Como se afirma no acórdão do acórdão do Supremo Tribunal de Justiça de 02/06/2021, o processo n.º 626/07.1PBCBR.S1, “Para o efeito de determinação da pena única do concurso só devem ser consideradas as penas de prisão suspensas que ainda não tenham sido declaradas extintas e não estejam prescritas. Se as penas foram declaradas extintas ou estão prescritas não entram no cúmulo jurídico. O mesmo deve ocorrer em relação às penas suspensas cujo prazo de suspensão já decorreu e estão em condições para serem declaradas extintas (art. 57.º, CP).

Isto porque, esclarece-o o acórdão do mesmo Tribunal de 21/06/2012, no processo n.º 778/06.8GAMAI.S1, “não tendo sido cumpridas as penas de prisão substituídas e, portanto, não podendo as mesmas serem descontadas na pena única, tal englobamento só agravaria injustificadamente a pena única final”.

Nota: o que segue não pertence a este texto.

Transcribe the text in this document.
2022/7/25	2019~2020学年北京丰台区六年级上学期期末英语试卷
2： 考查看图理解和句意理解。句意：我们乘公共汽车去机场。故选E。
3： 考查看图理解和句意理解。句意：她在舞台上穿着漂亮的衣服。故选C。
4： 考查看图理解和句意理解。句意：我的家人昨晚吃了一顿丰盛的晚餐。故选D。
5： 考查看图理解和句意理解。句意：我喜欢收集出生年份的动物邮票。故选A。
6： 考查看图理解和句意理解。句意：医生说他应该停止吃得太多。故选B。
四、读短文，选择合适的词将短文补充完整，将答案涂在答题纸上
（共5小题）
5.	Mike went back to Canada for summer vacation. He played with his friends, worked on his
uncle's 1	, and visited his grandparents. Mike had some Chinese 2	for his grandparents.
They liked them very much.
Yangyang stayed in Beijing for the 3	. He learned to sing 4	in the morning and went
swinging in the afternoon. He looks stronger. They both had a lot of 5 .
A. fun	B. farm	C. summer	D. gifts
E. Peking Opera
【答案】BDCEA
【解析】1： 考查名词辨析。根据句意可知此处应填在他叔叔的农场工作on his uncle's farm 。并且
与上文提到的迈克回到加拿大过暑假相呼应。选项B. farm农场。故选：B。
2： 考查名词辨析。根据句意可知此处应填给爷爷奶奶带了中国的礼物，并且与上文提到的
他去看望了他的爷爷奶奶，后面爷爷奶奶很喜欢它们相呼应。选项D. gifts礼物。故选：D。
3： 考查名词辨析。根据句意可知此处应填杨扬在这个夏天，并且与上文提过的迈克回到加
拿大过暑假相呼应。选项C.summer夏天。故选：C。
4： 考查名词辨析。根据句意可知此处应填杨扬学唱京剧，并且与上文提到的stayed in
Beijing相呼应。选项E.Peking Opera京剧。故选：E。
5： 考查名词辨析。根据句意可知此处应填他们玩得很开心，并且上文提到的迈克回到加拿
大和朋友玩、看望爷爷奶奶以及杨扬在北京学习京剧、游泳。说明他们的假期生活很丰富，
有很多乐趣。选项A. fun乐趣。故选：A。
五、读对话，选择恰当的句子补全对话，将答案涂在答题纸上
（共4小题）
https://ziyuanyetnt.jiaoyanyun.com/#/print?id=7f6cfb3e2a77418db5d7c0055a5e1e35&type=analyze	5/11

Se o período de suspensão de execução da pena de prisão – inicialmente fixado, ou em resultado de prorrogação (art. 55.º/d, CP) ditada por decisão transitada em julgado – ainda não decorreu, não se verifica óbice a que a pena suspensa se englobe no cúmulo jurídico”.

Sendo que, “quando esgotado já esteja o prazo de suspensão da execução da pena e o tribunal não diligencie por apurar sobre a extinção da dita pena de substituição, omitindo, assim, dever de pronúncia, a decisão fica incursa na nulidade da alínea c) do n.º 1 do artigo 379.º do CPP”.

Mas estas são incidências de que o recurso directamente não cuida.

Quiçá, em face da inexistência de situação de concurso directo entre as penas envolvidas nos referidos processos 10/16.6PGPDL e 325/19.1GGSNT, com eventual “arrastamento” desta última, caso também fosse considerada, solução que a Jurisprudência não favorece, a pretensão formulada pelo Digno Recorrente tem em vista, especificamente, a consideração conjunta da aplicada naquele primeiro processo com a dos presentes.

Nesta conformidade, importa revogar o despacho recorrido, que deverá ser substituído por outro, que desconsiderando a afirmada impossibilidade de realização de cúmulo jurídico entre penas efectivas e de execução suspensa, e levando em conta as condicionantes expendidas em III– 3.3.), efective o que decorre do concurso entre a pena aplicada no processo n.º 10/16.6PGPDL do Juízo Central Cível e Criminal de Ponta Delgada com a destes autos.

Assim

IV–Decisão:

Nos termos e com os fundamentos indicados, na procedência do recurso interposto pelo Ministério Público, acorda-se em revogar o despacho recorrido, que deverá ser substituído por outro, que desconsiderando a afirmada impossibilidade de realização de cúmulo jurídico entre penas efectivas e de execução suspensa, levando em conta as condicionantes expendidas em III – 3.3.), efective o que decorre do concurso entre a pena aplicada no processo n.º 10/16.6PGPDL do Juízo Central Cível e Criminal de Ponta Delgada com a destes autos.



Lisboa,07-06-2022


Luís Gominho
Vieira Lamim


Elaborado em computador. Revisto pelo relator, o 1.º signatário.